Les “policiers de l’environnement” en ont assez d’être pris pour cible

Publié le 21 Février 2025

Les agents de l’Office français de la biodiversité condamnent la stigmatisation dont ils font l’objet.

Les agents de l’Office français de la biodiversité condamnent la stigmatisation dont ils font l’objet.

paru sur l'Alsace le 11 février 2025 signalé par Bernard. merci Bernard.

« Choqués, « en colère », « touchés » : les mots se bousculent dans la bouche de deux agents de l’Office français de la biodiversité (OFB), rencontrés sur le site de Rosheim. Face aux nombreuses « mises en cause » et « contre-vérités » exprimées depuis le déclenchement de la crise agricole, les deux inspecteurs de l’environnement font une mise au point sur leurs missions.

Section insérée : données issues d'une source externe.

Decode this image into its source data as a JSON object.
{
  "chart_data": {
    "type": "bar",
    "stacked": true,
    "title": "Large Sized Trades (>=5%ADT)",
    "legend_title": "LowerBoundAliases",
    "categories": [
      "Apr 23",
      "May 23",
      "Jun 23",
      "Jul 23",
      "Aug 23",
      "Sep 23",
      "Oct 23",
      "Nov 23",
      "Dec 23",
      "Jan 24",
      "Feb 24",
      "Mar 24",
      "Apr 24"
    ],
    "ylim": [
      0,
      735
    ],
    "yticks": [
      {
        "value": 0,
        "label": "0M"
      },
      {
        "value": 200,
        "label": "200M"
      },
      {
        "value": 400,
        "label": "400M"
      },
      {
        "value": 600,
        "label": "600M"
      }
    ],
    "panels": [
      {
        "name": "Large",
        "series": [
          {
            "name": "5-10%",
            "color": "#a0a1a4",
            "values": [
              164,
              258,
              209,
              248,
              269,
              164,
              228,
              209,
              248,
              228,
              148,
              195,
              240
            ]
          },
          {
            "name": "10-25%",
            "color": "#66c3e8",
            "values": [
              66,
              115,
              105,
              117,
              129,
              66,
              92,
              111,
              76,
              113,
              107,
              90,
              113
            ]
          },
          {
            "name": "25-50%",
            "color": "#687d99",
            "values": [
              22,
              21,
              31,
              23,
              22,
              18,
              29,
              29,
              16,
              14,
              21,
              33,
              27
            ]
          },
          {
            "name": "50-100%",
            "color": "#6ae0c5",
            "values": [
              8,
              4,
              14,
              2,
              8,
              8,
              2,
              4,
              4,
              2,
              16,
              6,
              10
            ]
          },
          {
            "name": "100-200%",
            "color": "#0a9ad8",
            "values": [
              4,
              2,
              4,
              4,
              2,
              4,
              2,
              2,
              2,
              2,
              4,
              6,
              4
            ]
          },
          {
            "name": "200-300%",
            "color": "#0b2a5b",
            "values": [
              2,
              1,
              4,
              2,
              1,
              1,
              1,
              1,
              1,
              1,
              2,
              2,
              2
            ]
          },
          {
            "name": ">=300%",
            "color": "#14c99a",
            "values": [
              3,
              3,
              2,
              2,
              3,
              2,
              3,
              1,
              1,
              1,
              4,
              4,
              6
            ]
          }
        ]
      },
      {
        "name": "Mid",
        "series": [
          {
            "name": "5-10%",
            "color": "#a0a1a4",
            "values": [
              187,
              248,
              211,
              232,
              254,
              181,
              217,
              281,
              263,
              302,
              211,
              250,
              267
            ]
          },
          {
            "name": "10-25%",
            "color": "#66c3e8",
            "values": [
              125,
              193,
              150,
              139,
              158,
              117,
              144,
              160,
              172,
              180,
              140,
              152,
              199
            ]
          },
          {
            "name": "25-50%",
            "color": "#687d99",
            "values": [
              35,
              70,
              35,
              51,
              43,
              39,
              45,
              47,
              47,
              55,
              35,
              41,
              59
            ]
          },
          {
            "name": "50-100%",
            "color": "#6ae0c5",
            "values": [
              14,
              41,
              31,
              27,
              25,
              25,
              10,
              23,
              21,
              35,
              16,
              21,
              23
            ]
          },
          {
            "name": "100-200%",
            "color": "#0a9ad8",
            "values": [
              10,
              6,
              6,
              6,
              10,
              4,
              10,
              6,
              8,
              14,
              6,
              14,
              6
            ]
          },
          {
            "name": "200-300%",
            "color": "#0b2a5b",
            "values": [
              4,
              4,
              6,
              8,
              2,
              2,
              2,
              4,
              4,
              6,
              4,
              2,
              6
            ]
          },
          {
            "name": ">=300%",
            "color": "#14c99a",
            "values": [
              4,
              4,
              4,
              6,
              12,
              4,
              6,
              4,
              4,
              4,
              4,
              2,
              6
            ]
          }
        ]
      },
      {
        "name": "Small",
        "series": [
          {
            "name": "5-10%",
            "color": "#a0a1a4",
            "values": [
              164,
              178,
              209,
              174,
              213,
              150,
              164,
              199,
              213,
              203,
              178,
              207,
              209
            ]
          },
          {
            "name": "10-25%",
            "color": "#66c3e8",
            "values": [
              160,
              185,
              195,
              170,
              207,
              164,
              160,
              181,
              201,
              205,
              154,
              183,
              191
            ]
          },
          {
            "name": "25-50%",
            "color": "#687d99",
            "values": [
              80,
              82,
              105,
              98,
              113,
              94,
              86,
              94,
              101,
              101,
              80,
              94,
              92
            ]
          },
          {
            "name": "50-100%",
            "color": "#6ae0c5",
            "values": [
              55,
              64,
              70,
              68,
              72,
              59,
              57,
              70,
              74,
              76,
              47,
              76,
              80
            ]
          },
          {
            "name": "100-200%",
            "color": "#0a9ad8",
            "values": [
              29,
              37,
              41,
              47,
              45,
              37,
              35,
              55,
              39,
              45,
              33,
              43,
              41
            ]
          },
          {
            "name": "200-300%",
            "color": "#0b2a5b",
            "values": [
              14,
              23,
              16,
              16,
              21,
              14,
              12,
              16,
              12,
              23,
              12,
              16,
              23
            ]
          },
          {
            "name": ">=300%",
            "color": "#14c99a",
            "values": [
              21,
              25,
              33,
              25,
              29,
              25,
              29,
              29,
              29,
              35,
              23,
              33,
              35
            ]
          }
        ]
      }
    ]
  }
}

La critique n’est pas nouvelle. Déjà du temps de l’Agence française pour la biodiversité et de l’Office national de l’eau et des milieux aquatiques - les ancêtres de l’Office français de la biodiversité - « les tensions existaient. En 2024, c’est la dimension nouvelle de la contestation qui nous a surpris », témoigne Erwan Hornier, chef de l’unité territoriale Bas-Rhin sud de l’OFB, basée à Rosheim.

Pour mémoire, lors des grandes manifestations de janvier 2024, les syndicats agricoles majoritaires avaient dénoncé la mission de contrôle exercée par la police de l’environnement. « Pour certains, l’OFB est vu comme un problème, décrypte Erwan Hornier. Notre établissement public et le Mercosur ont même été mis sur le même plan, comme si l’OFB était aussi responsable des difficultés de l’agriculture , davantage liées au contexte international et à la concurrence déloyale. Nous sommes des boucs émissaires. »

Les agents de l’OFB, associés aux représentants d’autres forces de l’ordre assurent des opérations de police de l’environnement jusque sur les rives du Rhin

Les agents de l’OFB, associés aux représentants d’autres forces de l’ordre assurent des opérations de police de l’environnement jusque sur les rives du Rhin

 On ne débarque pas comme ça, sans raison, chez un agriculteur »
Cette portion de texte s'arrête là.